We thank you for your comments, and we hope that this clarifies our results! We will update the paper to reflect your suggestions.
## Reviewer ossn
We are grateful to Reviewer ossn for the suggestions and comments. We address specific comments below.
> **Q1) Quantitative and qualitative metrics**
As part of the revision, we have additionally provided direct-to-reverberant ratio (DRR) error and interaural cross-correlation (IACC) coefficients error. The former should reflect how well we model the direct sound, while the latter should reflect binaural spatialization. In addition, we performed a human evaluation where subjects were provided with headphones and asked to perform a two-alternative forced-choice task, where over 82.38% found our NAFs to outperform the AAC-nearest baseline. We also provide qualitative samples on our project site: https://sites.google.com/view/nafs-neurips2022
> **Q2) Visualization of the spectrograms**
All our spectrograms are presented with frequency on the vertical axis, and time on the horizontal axis. In Figure 3., (e)-(g) show the spectrogram of a long music sample that has been convolved. We have added axis labels and adjusted the orientation of our figure to improve clarity in the revision.
> **Q3) Societal impact**
Due to space constraints our societal impacts section was put on the last page of our supplemental.
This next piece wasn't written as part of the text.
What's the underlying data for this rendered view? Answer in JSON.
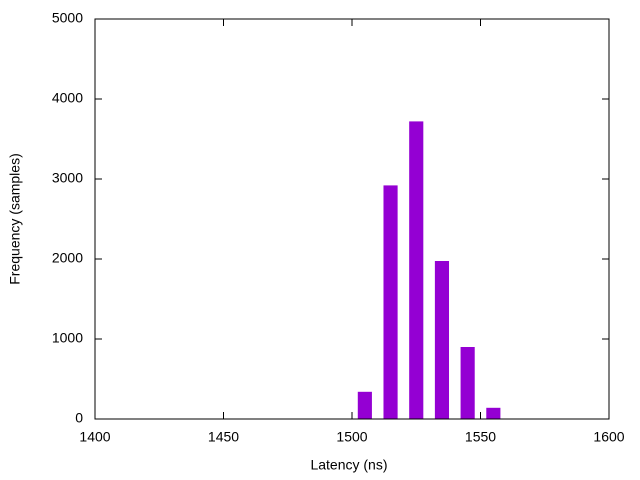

We will add a note in our revision to indicate where this section can be found.
To further clarify, the primary use case for our work lies in virtual reality and gaming. As our work can lead to more believable and higher quality representations of spatial audio than alternative methods, it is possible that our work could increase the dependency and time spent on gaming.
Thank you for your comments! We will address your feedback in the revision.